The search for property is often focused on what’s coming next, what new home is on the market and which suburb is the next up and comer. But taking a look back is often equally as informative.
Whether you’re an avid investor or a coast-to-country dreamer browsing the pages of Allhomes magazine each week, the notion of “home” is one that unites us. After all, memories are made within four walls.
We chat to five Canberra agents who take us back to a simpler time, back to their childhood homes, when Garran was on the very outskirts of Canberra and a $1 million property sale made for a city-wide record.
Licensed agent
For Vatavuk, growing up in suburbia was as idyllic as it could get. The family-oriented suburb of Holt provided the backdrop for a safe and simple upbringing, forging memories that still last to this day.
“When you’re out in the suburbs as young kids, you’d go to leave the house at daybreak and come back at night fall and nobody would bat an eye,” Vatavuk says.
“I’d take off with friends on my bike, do jumps, roam the streets and it was a fun time and place to just be a kid.”
Adamant urging from his parents led Vatavuk to purchase his first home in Ngunnawal at age 26, but it was in Watson where he re-connected to the strong community atmosphere he valued so much as a child.
On a large corner block with a veggie patch to the side, he made life-long friends by sharing his homegrown hot chillies as they put up with his blasting metal music out the windows.
Sales consultant and operations manager
Independent Inner North & City
Butler-Kemp’s grandparents bought their Garran home back when Garran was considered the very outskirts of our city.
Now the suburb is enmeshed in south Canberra and the home is in the loving hands of Butler-Kemp and her husband.
Not only have they been able to keep the home in the family but they’ve thoughtfully renovated it to bring the style into the 21st century while holding on to all the character that Garran’s known for.
“I have really vivid memories of taking my barbies there to play under the shade of the gum trees at Garran Oval,” Butler-Kemp says.
“Then growing up and walking my dogs around it with my grandparents and now I love nothing more than wandering over and sitting under the trees. It’s really cool to see everything change around me, but the trees remaining just as they are.”
Sales consultant
While not technically a born and bred Canberran, being a third-generation Queanbeyan local surely counts for something.

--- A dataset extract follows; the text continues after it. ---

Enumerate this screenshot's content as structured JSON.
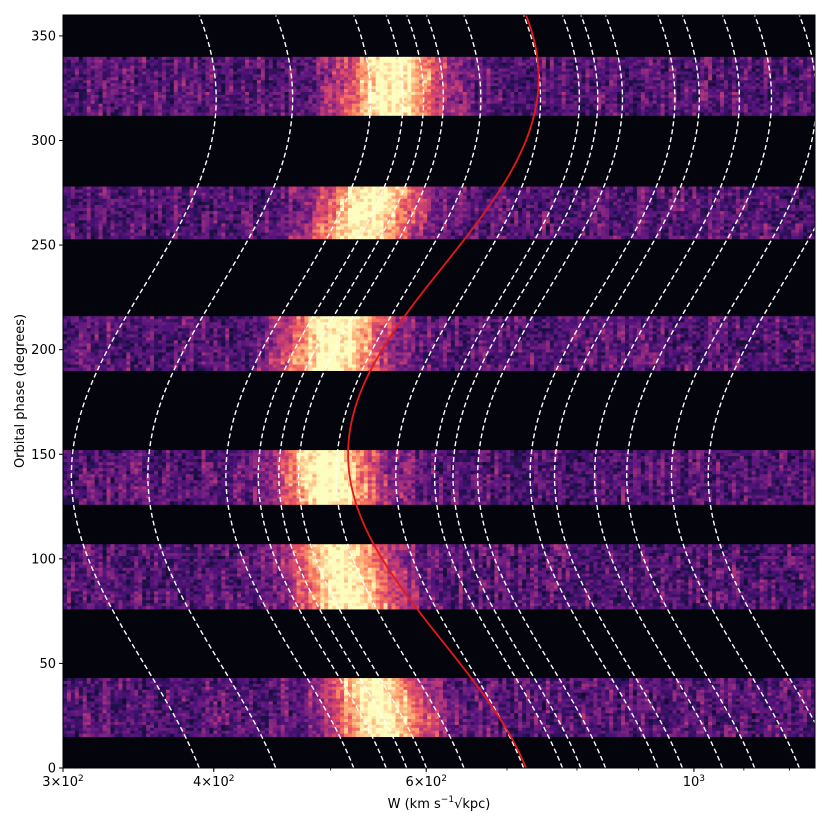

Winters would cross the border over to ACT each day to make the quick journey to Daramalan College in Dickson for school.
“The best thing about growing up here is that everything is so close together,” Winters says.
“From one side of Canberra to the other, its just 45 minutes. We’re a city, but unlike somewhere like Sydney or Melbourne, Canberra retains a small-town feel.”
Winters has watched on as the NSW neighbouring city grew to include first-home buyer hubs like Googong and the wide spread road works that have completely changed the cityscape over the past 20 years.
Licensed agent
When real estate runs in your blood, you begin to pick up on the little things very early on in life.
Luton fell for the charm and character of heritage homes right from the moment her family moved into their home on leafy Barkly Crescent in Forrest when she was a young girl.
Since then, the three-bedroom cottage has undergone multiple renovations and extensions, but the breadth of possibilities offered is what Luton loves about homes like hers.
Her real estate career officially kicked off 13 years ago, but Luton recalls a few “off the books” hours well before then.
“My life growing up was Saturdays taking packed lunches to dad’s auctions wherever he was,” Luton says.
“We’d do letterbox drops for him and have little baskets attached to our bikes just for the papers.”
Licensed agent
Driving through Stirling, Cappuccio still sees some of the well-known faces of his childhood, dropping their own children off to school or picking homegrown produce from fruit and veggie gardens that were present on almost every block back when he was little.
“Anyone who’s European or who has European parents knows all too well the yearly fruit processing and making of sauces from the produce in your own backyard,” Cappuccio says.
His father built their solid-brick home to last a lifetime back in 1986 and before that, it was a youth filled with block parties and bike rides in Chapman and Duffy.
“I can remember back in 1984 we all picketed and had placards up protesting the [Mount Stromlo] forest coming down,” Cappuccio says.
“We used to have bonfire nights on the reserves and the whole street would turn up which just wouldn’t happen anymore.”